TruGolf Holdings, Inc. (TRUG - $11.6M) - TruGolf Holdings, Inc. has received a delisting notice from Nasdaq due to failure to meet the minimum Market Value of Publicly Held Shares and the minimum bid price requirements, with non-compliance persisting through May 7, 2025. The Company has requested a hearing scheduled for May 15, 2025, which has temporarily stayed the delisting action, and plans to present a compliance recovery plan at this hearing. There is no assurance that the Nasdaq Hearings Panel will grant an extension or that TruGolf will regain compliance, putting its continued listing on The Nasdaq Global Market at significant risk.
Datavault AI Inc. (DVLT - $59.3M) - Datavault AI Inc. received a Notice of Non-Compliance from Nasdaq for failing to meet the minimum bid price requirement, as its stock price remained below $1.00 for 30 consecutive business days. The Company has been granted a 180-day Compliance Period until November 3, 2025, to regain compliance, with a potential additional 180-day extension if certain conditions are met. Failure to regain compliance within these periods may result in delisting of the Company’s common stock from the Nasdaq Capital Market.

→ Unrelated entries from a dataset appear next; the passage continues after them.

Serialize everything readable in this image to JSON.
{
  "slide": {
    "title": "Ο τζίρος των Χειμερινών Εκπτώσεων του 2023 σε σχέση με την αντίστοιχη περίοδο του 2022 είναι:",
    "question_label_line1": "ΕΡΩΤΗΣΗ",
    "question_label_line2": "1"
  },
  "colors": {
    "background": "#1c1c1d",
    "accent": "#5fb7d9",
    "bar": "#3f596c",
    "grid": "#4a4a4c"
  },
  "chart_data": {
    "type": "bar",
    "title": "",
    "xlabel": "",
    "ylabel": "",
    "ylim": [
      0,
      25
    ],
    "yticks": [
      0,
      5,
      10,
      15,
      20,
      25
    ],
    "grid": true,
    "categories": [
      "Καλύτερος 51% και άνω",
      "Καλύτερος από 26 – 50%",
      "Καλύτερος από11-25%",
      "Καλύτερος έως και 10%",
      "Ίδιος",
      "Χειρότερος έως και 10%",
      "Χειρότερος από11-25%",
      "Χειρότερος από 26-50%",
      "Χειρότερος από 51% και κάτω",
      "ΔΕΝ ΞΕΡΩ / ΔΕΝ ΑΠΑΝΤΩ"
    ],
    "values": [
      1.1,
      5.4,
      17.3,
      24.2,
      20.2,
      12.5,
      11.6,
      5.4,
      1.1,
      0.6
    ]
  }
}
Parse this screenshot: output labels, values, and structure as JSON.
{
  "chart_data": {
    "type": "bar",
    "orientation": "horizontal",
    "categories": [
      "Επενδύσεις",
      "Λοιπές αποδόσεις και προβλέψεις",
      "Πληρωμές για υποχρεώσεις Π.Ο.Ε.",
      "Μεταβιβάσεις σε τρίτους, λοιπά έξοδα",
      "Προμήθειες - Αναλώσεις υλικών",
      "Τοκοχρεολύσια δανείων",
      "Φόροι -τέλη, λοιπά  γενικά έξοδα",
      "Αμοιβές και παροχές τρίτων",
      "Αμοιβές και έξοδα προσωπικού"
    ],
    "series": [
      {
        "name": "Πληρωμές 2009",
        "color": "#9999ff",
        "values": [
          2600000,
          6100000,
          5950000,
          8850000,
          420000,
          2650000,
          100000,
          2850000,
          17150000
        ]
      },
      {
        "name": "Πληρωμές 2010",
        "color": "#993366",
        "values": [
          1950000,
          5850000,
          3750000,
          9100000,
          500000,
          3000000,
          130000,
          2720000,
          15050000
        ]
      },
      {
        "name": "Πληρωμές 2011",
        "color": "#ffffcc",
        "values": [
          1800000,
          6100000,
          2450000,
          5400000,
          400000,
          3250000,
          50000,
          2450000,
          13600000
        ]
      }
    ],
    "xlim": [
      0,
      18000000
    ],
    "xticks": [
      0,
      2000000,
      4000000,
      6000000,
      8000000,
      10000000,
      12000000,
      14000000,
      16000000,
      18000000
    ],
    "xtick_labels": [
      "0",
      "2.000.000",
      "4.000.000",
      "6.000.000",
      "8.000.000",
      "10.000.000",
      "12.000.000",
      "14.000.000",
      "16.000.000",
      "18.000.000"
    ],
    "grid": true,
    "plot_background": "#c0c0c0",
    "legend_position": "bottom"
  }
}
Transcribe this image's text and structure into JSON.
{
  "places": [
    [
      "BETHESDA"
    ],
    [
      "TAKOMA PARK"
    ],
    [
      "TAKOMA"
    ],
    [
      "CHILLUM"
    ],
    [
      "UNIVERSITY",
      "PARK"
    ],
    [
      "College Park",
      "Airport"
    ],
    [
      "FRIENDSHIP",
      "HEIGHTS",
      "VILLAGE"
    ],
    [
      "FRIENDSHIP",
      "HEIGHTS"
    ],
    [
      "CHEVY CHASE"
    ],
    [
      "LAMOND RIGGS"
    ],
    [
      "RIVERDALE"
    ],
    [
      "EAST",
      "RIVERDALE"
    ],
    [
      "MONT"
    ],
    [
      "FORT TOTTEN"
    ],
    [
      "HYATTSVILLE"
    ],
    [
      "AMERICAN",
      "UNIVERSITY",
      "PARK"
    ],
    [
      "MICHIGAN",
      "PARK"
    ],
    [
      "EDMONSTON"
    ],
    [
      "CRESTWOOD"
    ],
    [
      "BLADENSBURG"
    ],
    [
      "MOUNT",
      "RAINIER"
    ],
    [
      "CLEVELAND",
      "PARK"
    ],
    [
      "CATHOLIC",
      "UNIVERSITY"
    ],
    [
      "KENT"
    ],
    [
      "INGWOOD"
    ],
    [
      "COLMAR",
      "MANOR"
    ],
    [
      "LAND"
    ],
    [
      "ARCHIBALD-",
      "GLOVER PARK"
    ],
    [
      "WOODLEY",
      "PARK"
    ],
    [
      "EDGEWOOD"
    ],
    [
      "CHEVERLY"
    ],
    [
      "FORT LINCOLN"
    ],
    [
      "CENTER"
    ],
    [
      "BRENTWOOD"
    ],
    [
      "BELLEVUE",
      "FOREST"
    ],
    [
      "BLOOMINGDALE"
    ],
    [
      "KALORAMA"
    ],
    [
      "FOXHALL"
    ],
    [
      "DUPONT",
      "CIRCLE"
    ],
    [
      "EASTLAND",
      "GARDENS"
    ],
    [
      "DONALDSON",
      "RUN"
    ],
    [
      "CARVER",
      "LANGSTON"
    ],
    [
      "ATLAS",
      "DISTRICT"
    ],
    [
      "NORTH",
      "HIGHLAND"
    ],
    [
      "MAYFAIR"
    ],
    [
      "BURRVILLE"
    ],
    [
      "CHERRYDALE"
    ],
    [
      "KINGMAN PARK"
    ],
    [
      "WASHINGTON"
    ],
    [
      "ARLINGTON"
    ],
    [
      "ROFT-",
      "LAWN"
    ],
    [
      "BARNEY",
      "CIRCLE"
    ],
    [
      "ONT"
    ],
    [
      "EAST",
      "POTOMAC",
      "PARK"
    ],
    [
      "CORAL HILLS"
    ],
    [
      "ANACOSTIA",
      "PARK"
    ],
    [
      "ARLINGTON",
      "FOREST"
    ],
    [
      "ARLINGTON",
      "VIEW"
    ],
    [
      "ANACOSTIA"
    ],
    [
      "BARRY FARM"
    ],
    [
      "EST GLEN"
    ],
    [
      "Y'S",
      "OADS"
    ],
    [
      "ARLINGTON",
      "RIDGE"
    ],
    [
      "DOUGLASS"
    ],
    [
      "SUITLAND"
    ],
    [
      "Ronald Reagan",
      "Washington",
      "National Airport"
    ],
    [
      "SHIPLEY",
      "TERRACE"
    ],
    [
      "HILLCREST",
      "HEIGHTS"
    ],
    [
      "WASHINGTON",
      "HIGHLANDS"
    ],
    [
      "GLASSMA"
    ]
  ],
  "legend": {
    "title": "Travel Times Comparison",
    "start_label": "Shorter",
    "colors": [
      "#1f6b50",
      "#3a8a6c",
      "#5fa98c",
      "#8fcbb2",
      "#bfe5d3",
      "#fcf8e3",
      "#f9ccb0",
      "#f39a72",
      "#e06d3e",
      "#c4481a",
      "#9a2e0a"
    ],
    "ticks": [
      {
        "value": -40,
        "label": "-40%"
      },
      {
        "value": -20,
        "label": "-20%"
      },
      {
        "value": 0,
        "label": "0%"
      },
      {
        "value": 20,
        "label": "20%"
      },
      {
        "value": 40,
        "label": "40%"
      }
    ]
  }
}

NEUROONE MEDICAL TECHNOLOGIES Corp (NMTC - $30.2M) - NeuroOne Medical Technologies Corp (NMTC) received a Notice from Nasdaq for non-compliance with the minimum bid price requirement, as its stock closed below $1.00 per share for 30 consecutive business days. The Company has 180 days, until November 3, 2025, to regain compliance by achieving a closing bid price of at least $1.00 for 10 consecutive business days, or it risks delisting. If compliance is not met, the Company may seek an additional 180-day extension but faces significant risk of delisting and must appeal to a Nasdaq panel if notified.
Lottery.com Inc. (LTRY - $16.8M) - Lottery.com Inc. received a notice of non-compliance from Nasdaq due to its common stock closing below $1 per share for 30 consecutive business days, violating Nasdaq Listing Rule 5450(a)(1). The Company has been granted a 180-day compliance period until November 5, 2025, to restore its stock price to at least $1 for ten consecutive business days to avoid further action. Failure to regain compliance by the deadline will result in delisting of the Company’s securities from Nasdaq.